A moça mais linda do circo

O palhaço anunciava pela rua a chegada do circo. A meninada o seguia. O palhaço gritava: Hoje tem goiabada? Todos respondiam: Tem sim sinhô. Hoje tem marmelada? Tem sim sinhô. E o palhaço o que é? É ladrão de mulher.

No meu tempo de menino, a chegada de um circo na cidade enchia os corações das crianças. Tanto que, quando o circo ia embora, todos os meninos sonhavam em ser palhaços ou trapezistas. Para aumentar nossa alegria, meu pai era convidado para tocar no circo. Tínhamos entrada franca. À noite, com sua clarineta ele animava o espetáculo, exibindo seu repertório predileto. Eu não perdia nada. Ria do palhaço que participava de tudo com um terno desengonçado, gravata gigante e chapéu minúsculo. Eu vibrava também com as acrobacias dos trapezistas.

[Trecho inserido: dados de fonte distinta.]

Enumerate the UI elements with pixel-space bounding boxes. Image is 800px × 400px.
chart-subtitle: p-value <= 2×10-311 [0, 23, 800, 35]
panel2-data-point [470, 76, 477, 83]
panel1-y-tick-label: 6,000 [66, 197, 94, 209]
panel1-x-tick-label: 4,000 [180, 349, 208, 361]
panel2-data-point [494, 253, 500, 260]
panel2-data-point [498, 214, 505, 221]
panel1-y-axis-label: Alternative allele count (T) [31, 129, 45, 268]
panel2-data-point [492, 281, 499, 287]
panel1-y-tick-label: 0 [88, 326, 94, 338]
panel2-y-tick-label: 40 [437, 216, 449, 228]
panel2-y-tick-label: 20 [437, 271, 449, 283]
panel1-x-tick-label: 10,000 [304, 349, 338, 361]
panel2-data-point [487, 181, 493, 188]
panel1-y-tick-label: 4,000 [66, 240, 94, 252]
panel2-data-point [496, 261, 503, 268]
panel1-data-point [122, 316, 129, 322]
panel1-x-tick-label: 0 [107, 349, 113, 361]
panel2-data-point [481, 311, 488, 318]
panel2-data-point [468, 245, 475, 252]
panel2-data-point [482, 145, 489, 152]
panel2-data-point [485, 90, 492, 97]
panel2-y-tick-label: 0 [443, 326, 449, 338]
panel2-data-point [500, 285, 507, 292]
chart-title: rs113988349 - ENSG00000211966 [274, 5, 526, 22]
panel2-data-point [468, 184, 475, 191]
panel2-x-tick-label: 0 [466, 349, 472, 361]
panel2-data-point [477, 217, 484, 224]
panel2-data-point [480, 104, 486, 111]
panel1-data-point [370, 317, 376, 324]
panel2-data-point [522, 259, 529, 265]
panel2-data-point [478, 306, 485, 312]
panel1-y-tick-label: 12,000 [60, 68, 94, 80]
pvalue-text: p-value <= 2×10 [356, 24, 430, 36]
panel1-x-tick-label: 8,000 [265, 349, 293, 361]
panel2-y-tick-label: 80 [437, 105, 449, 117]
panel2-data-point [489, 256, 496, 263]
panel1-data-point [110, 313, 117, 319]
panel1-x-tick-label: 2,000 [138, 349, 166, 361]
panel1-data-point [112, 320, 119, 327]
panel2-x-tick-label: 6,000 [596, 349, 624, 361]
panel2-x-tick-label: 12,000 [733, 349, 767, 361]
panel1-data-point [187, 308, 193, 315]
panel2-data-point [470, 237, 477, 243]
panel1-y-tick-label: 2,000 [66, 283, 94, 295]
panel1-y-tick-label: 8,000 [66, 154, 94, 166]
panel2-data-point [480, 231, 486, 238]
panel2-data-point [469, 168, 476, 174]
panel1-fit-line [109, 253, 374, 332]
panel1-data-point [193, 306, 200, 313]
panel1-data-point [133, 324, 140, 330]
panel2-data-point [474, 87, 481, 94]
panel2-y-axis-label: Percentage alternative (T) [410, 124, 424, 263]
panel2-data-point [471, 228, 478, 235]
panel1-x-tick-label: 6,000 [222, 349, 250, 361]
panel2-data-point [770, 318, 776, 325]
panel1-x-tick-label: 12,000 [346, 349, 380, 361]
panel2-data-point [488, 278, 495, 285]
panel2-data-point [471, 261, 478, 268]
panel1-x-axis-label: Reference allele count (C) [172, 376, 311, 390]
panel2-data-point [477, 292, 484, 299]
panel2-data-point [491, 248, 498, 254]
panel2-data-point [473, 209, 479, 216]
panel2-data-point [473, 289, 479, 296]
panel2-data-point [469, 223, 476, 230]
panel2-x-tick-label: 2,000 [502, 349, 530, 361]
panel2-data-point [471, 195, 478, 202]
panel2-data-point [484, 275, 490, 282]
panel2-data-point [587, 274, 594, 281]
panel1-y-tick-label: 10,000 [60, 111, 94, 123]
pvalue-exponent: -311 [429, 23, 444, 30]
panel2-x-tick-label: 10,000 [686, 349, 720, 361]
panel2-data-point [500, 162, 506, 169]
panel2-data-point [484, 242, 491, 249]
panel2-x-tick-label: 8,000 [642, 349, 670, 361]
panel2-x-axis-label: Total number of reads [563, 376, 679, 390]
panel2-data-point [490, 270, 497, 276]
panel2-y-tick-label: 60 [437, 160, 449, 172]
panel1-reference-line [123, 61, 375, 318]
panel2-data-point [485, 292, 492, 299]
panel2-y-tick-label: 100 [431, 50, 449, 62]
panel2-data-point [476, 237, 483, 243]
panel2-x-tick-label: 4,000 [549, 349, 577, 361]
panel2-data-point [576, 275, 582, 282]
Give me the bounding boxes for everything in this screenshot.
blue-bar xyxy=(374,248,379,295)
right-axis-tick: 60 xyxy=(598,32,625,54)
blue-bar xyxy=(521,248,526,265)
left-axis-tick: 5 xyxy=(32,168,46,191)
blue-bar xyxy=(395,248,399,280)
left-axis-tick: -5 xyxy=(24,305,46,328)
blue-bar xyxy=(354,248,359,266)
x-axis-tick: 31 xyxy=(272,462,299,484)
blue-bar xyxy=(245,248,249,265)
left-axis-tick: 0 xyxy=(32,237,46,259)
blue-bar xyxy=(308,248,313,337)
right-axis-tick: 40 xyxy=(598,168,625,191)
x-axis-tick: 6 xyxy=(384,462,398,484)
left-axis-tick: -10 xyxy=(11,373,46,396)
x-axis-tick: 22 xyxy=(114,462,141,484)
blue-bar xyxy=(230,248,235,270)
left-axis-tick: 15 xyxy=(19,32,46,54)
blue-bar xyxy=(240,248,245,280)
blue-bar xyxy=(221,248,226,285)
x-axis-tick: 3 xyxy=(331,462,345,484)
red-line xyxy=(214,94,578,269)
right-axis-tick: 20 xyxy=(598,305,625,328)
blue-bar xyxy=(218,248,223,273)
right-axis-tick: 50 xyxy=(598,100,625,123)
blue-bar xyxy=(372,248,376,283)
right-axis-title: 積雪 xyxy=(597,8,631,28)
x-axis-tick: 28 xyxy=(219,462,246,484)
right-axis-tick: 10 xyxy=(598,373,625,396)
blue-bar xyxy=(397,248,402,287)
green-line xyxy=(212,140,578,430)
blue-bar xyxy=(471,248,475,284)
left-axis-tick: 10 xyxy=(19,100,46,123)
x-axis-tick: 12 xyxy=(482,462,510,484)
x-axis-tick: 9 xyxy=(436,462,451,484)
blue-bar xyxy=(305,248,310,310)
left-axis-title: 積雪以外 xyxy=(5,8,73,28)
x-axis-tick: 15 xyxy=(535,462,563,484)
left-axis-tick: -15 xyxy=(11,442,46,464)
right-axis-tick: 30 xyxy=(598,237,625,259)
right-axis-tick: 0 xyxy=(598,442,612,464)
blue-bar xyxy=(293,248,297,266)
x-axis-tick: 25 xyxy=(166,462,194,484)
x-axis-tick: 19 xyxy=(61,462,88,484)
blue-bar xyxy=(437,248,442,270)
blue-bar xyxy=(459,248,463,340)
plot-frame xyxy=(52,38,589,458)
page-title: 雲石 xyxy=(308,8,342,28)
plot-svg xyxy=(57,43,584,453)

Depois, infância se desfez em adolescência e vieram muitas descobertas e mudanças. Mudou o nosso comportamento, o humor e a aparência física. Não tinham mais graça as piadas dos palhaços e não mais nos atraiam as acrobacias dos trapezistas. Íamos ao circo para ver as moças bonitas, de coxas grossas, com seus maiôs curtos e prateados que dançavam e rebolavam no picadeiro. Elas eram encantadoras e ficávamos deslumbrados. Mulheres como aquelas, em carne e osso, nunca tínhamos visto. Só em fotografias, como as das misses que apare-ciam na revista “O Cruzeiro” e que que nossa tia avó, ao proibir que víssemos, bradava que o mundo estava perdido e que aquela semvergonhice era coisa do diabo.

Um dia, chegou à nossa cidade um grande circo. Trazia muitas moças bonitas. A noite, o espetáculo começou com elas entrando no picadeiro, cantando e dançando. Das seis moças uma era a mais bonita. Morena, bonita de corpo, fogosa. Seus cabelos pretos, longos e sedosos ondulavam e balançavam enquanto ela rebolava. De boca aberta eu a segui com os olhos e não me atentei mais para as outras. Desde de então, não parei mais de olhar para ela. Aquela moça me encheu os olhos e os sonhos. Os pensamentos me corroeram como uma ferrugem consome o ferro. Naquela noite pouco dormi pensando nela. Minhas noites ficaram intensamente longas. Sonhei muitas vezes com ela aparecendo linda no meu quarto, dentro de seu maiô prateado, dançando e cantando para mim, entre as quatro paredes. Apaixonado, eu encenava uma conversa com ela. E passava boa parte do tempo planejando, fantasiando como seria aquele momento. Mas, toda as vezes que eu a via no circo, o acanhamento tomava conta de mim e eu nem me aproximava dela.

Numa noite, cheio de coragem decidi procurá-la. Mas, tive uma enorme decepção. Minhas ilusões morreram, quando, antes de começar o espetáculo, o dono do circo apareceu e disse que aquela seria a última apresentação deles em nossa cidade. Iriam embora no dia seguinte. Voltei para casa descontente e triste, culpando a minha covardia.

Durante os meses que se seguiram ainda pensei nela. A imagem da moça mais linda do circo ocupou plenamente o meu espirito por mais algum tempo. Depois, foi pouco a pouco se desvanecendo até sair de minha cabeça. De tudo isto, ficou apenas a lembrança de uma atração absurda, e ridícula, pois, nem o seu nome eu sabia.